Burgess actively participates with the Women’s Fund of Greater Green Bay, including co-leading the campaign and sponsorship committee for the Power of the Purse, the organization’s main fundraiser, and previously co-chairing the Friendraiser committee.

She also serves on the board of directors for the Boys & Girls Club of Green Bay and chairs the club’s annual Wine & Cheese Event, which raises more than $300,000 for the club.

“Kate is very active in the community and very modest about what she does. She was board member of the year for the Boys & Girls Club,” says Bridget Krage O’Connor of O’Connor Connective in Green Bay, who worked on a Women’s Fund committee with Burgess. “She is very giving and just as she does in business, goes the extra mile to help non-profits.”

Then, there was her 2012 turn on the dance floor for the Northeast Wisconsin American Red Cross event, “Dancing With Our Stars,” raising more than $47,000. After Super Storm Sandy, she decided to forego the traditional company holiday gifts and instead donated the money to Red Cross relief efforts in the region.
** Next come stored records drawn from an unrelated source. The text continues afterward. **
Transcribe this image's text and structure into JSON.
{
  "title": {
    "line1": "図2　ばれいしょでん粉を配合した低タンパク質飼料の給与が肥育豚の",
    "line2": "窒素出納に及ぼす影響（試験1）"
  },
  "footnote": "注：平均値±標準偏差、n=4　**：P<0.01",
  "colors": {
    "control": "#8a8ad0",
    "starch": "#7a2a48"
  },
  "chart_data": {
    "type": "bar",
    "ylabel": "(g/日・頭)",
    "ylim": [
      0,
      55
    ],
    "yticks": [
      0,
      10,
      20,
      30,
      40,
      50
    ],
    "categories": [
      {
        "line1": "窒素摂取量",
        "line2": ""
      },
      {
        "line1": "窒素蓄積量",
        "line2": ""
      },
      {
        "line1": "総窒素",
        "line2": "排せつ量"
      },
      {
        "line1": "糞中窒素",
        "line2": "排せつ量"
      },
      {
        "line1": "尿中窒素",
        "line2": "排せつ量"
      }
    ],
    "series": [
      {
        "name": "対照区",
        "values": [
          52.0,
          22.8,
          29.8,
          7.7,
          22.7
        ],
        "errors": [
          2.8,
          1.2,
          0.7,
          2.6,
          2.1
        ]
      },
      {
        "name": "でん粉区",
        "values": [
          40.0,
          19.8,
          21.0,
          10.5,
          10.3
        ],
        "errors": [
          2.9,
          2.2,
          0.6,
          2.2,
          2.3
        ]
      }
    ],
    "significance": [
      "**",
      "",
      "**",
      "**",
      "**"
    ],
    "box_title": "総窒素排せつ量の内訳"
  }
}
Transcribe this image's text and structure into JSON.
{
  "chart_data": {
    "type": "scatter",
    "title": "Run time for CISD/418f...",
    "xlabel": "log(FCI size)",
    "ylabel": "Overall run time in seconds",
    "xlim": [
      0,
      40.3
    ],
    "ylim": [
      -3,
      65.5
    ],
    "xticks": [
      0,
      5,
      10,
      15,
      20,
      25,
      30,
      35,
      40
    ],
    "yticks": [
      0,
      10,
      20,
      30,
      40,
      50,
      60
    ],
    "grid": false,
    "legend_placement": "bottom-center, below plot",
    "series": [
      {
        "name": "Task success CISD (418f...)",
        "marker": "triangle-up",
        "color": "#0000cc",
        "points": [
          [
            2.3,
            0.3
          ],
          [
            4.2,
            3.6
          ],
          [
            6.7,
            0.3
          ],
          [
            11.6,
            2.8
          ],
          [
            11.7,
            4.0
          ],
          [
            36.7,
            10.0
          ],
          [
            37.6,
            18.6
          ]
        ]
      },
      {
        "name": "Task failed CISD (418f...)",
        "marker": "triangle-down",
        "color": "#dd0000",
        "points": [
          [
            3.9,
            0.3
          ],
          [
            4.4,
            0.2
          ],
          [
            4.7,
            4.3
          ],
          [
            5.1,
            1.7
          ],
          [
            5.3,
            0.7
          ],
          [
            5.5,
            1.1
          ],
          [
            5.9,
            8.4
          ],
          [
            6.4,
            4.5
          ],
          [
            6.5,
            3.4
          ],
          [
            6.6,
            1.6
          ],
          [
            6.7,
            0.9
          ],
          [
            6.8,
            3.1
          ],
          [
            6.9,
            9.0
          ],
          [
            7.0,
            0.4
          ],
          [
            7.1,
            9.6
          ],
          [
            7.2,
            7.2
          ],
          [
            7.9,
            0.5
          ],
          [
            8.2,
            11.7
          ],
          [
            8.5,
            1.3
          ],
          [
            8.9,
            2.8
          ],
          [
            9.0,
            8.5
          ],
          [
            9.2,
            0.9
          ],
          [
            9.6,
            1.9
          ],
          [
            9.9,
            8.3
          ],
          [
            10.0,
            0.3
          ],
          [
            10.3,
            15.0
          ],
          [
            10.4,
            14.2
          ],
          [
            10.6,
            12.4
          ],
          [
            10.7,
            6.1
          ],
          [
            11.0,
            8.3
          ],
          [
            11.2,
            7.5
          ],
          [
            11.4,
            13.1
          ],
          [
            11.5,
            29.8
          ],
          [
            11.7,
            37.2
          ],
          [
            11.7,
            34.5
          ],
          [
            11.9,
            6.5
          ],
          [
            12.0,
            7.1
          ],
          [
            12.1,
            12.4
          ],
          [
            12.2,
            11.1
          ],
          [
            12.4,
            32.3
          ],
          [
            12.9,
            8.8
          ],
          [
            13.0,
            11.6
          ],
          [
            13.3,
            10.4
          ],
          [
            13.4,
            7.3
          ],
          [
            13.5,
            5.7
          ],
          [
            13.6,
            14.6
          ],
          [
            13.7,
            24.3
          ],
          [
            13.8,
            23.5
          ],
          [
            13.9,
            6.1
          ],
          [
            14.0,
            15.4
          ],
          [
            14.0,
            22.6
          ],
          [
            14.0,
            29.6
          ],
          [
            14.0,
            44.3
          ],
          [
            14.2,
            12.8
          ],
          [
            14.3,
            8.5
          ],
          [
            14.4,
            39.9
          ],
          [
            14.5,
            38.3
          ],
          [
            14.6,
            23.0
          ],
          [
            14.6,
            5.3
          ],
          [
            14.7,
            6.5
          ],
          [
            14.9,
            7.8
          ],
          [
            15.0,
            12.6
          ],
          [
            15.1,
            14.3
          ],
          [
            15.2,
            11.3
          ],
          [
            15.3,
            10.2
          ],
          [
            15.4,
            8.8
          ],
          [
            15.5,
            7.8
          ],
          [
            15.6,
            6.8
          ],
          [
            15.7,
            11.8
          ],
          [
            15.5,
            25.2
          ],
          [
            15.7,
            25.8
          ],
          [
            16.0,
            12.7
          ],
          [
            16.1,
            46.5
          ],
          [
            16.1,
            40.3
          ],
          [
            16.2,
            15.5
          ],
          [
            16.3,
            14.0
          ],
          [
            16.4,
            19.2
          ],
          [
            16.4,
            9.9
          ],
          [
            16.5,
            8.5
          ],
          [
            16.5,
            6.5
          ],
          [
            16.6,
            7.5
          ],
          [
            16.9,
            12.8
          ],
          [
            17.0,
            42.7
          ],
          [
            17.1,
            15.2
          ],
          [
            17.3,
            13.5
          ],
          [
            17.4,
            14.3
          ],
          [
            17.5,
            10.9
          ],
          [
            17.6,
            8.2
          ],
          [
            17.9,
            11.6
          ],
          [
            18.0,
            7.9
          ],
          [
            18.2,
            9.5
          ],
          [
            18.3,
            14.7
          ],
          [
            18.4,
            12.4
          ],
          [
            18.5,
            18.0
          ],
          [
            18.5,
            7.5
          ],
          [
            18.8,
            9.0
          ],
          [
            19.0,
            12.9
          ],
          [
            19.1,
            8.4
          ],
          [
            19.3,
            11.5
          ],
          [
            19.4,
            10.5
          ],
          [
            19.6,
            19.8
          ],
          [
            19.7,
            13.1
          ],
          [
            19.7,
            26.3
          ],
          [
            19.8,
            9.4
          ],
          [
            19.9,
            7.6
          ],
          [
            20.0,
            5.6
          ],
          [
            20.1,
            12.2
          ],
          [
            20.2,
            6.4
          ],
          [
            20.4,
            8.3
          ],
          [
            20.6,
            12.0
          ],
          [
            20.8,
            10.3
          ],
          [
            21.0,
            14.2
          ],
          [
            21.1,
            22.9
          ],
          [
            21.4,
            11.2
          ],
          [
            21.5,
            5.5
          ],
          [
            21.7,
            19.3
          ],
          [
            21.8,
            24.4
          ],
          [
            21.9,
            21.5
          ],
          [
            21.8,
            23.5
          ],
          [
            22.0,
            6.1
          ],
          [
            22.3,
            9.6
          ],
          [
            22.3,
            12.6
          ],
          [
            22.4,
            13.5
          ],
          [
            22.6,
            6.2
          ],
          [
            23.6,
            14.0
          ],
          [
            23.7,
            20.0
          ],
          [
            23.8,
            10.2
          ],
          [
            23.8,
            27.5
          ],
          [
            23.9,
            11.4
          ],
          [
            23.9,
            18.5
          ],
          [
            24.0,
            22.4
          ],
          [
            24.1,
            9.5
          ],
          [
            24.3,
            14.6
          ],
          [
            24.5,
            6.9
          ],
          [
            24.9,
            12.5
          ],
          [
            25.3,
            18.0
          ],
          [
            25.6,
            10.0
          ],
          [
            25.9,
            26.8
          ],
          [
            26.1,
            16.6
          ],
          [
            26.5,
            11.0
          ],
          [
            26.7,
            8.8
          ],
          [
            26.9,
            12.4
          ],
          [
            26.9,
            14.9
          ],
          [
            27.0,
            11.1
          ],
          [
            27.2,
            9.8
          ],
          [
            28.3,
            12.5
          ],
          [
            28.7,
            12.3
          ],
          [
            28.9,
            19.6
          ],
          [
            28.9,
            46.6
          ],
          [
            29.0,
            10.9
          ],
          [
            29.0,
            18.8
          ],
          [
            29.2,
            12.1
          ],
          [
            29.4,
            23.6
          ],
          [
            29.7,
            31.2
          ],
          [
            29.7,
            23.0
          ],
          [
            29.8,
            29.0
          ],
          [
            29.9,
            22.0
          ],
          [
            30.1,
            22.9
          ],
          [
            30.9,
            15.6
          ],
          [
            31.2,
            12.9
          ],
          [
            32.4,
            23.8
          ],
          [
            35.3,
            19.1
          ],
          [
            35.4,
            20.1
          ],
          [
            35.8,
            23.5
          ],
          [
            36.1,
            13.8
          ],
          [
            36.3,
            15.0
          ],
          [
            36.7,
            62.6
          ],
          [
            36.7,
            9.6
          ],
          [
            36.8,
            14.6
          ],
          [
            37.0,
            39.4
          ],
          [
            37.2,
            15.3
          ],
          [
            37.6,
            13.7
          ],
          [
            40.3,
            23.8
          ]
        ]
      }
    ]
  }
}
“We have a lot of clients who live on the East Coast and we wanted to do something to help,” Burgess says.

Burgess received the 2013 Clara Barton Award from the Northeast Wisconsin American Red Cross, the organization’s highest volunteer honor.




Founded: 1997

Location: 1085 Parkview Road, Green Bay

Number of employees: 65 full-time

Company leaders: Kate Burgess, CEO, and David Coe, president

What it does: Provide fulfillment, direct mail, print and technology solutions to companies looking to increase their brand awareness. A roster of more than 200 clients includes the Vince Camuto Group, Jones Apparel Group, Pandora Jewelry, Kimberly-Clark, the Green Bay Packers, Nautica, TaylorMade and UnderArmour.